Still, some unknowns
However, many questions still surround how TEFCA will operate through the QHINs.
TEFCA will standardize how QHINs, and the organizations that connect to them, will coalesce around standards, privacy and security practices and agreements between partners.
Some will evolve over time. For example, exchange of data based on the Fast Healthcare Interoperability Resource (FHIR) standard is expected to begin next year. Many industry experts had hoped that FHIR-based exchange could have been rolled into TEFCA sooner.
For existing health information exchanges and intermediaries supporting information exchange, much remains unclear about TEFCA, says Lisa Bari, CEO of Civitas Networks for Health, an organization representing HIEs, regional health improvement collaboratives and health data utilities. “Because of the uncertain timeline and impact, it makes it hard for organizations or businesses to plan,” she adds. “Contracts in healthcare take a long time (to finalize). Governance and other agreements don’t happen overnight. Uncertainties around launch dates, scope, start times and more make it hard for prospective participants to proceed.”

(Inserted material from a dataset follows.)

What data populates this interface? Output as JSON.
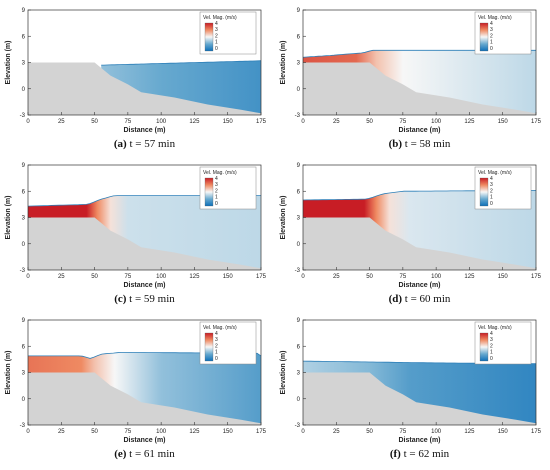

How QHINs will mesh with existing health information exchange entities also remains a concern when it comes to the potential for duplicative services, and particularly how quickly multi-state QHINs will be able to understand and meet regulations for individual states and localities, she adds.
Tripathi acknowledges that there will be details to work out in the early stages of the initiative. “We recognize that there’s going to be a transition here, and it’s going to feel like there is redundancy and overlap. That’s something that we’ll have to work through so it’s deliberate and not confusing, and that it doesn’t represent a double cost for participating organizations.”
While it’s believed that about 70 percent of healthcare organizations currently have access to existing national information exchange services, many express concerns about how to connect the remaining organizations into a national network. Smaller providers, small physician practices, federally qualified health centers, public health agencies and non-acute care organizations that are not part of larger health systems may face shortfalls in technical expertise and financial capacity to connect. It’s not clear how that will be funded.
Some say that more value from national exchange will be realized when diverse partners, such as payers and public health agencies, can move other types of information, such as administrative transactions and public health data. Participation in easier exchange of data won’t just happen because the networks can do it – that’s a variation of the “build it and they will come” thinking that assumes everyone intuitively understands the potential, Bari suggests. The benefits will need to be marketed, and new participants will need a helping hand, she says.
“From the concept perspective, Civitas members are extremely supportive on nationwide exchange,” she notes. “All of our members are involved in nationwide exchange. We’re supportive of these goals for standardized exchange – all of these things I believe in. There are just some really important implementation details on the ground.”
Tripathi says all participants in TEFCA anticipate the additional work that lies ahead, and there’s growing appreciation that expansive and nationwide exchange can make everyone’s life easier.
He looks no further than a recent accident involving his mother that resulted in her breaking her hip. “We moved her to a rehab hospital that we knew was connected to an inpatient facility via Carequality,” he recalls. Frustratingly, medical records could not be forwarded electronically.
“Instead, they handed us a stack of paper (records) and told us, ‘They will scan it and upload it.’ Really? It just impressed on me all the more that we need to implement (TEFCA). We have to shut off those other ways of exchanging information.”